04_kleurenabstractie-e1560850540223.jpg

Titel: ‘Boulez – 22 – 30 mei 04 – 06 maart 05 – 03.bmp’ 2004-2005, by Peter Struycken. photo: Joep Vogels

Colours evoke moods, without us being aware of them at the moment of observation.

Colours evoke moods, without us being aware of them at the moment of observation. Even blind people can be affected by colour, their heart rate increasing when they enter a red room. Visual artists use colours for formal and personal reasons, to express an emotion or spiritual experience or to communicate with the viewer. Struycken, Ria van Eyk and Lam de Wolf, all born between 1939 and 1955, belong to the older generation of artists who explore colour and abstraction through the medium of textile. The younger generation, which is interested in colour and abstraction as a subject, is represented by artists such as Reinoud van Vught and Rafaël Rozendaal as well as designers such as Bertjan Pot and the Eindhoven duo Raw Color. In contrast to Struycken and Rozendaal, Van Vught (*1960) uses a muted palette and more traditional techniques. His poetic tapestries in subtle, natural tones have their roots in a series of large-scale drawings in which he experiments with paint and water.

Three-dimensionality in textiles

Textiles were for a long time synonymous with the two-dimensionality of tapestries. The emancipation of textiles as a medium in the visual arts from the 1960s opened up new creative possibilities. Three-dimensional textile works and installations were created – woven sculptures, fabrics dipped in latex and experiments with synthetic yarns, metal wire, sisal and hemp – resulting in an unusual, visual and physical experience. In the Netherlands, Désirée Scholten-van de Rivière and Loes van der Horst, Harry Boom, Lam de Wolf and Marjan Bijlenga were the first to explore the structural possibilities of textiles.

image-2.png

Title: Ellipse, 2016-2017 by Studio Formafantasma. photo: Masiar Pasquali

Today’s textile artists are continuing what they started.

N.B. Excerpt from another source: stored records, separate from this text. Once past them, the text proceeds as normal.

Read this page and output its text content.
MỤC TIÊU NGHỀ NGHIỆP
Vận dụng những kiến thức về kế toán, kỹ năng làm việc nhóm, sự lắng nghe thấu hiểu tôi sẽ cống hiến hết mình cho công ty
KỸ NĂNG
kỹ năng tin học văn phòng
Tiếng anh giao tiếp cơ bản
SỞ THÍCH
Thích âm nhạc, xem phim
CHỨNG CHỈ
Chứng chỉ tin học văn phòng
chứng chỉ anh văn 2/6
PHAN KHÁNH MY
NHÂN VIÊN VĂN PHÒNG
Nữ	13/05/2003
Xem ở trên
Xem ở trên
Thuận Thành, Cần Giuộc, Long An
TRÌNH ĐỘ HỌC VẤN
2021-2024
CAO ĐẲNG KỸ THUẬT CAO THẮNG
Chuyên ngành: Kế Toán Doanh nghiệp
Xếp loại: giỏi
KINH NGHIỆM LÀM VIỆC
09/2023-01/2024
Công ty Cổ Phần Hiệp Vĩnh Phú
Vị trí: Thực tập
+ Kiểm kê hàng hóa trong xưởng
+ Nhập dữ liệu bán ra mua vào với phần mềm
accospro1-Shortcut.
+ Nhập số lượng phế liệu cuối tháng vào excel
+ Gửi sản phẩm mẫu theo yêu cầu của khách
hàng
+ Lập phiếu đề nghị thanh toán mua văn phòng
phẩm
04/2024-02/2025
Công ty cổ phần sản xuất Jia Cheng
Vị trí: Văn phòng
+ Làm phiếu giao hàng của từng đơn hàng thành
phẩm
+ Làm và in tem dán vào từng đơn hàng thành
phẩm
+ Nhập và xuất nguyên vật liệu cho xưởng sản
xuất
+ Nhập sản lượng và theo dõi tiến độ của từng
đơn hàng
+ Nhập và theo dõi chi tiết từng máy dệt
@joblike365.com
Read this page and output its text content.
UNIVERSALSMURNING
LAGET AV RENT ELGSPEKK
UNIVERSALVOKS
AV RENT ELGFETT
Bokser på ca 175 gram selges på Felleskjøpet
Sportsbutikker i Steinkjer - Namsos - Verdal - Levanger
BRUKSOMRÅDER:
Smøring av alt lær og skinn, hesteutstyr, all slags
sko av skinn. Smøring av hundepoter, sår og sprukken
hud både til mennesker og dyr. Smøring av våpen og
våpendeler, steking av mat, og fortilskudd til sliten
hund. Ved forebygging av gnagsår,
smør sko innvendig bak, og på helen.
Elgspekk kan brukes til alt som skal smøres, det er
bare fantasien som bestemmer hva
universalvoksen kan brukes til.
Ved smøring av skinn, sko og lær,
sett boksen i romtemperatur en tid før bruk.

Besides traditional techniques, they are utilising the developments in computer technology to produce complex textile structures. ‘High Twist Wool / Silver Ellipse’ (2016), a weaving by the Berlin-based artist Ursula Wagner, is a good example of this. Her elegant drapery is composed of multiple layers and takes on a three-dimensional form through a clever interplay of yarns and bindings. The Italian design duo Formafantasma meticulously studied the components of light – reflection, shadow, colour and space – and the use of optics, mirrors and glass to shape it. Behind the artistry of a series of minimal light objects lies a high-tech, function.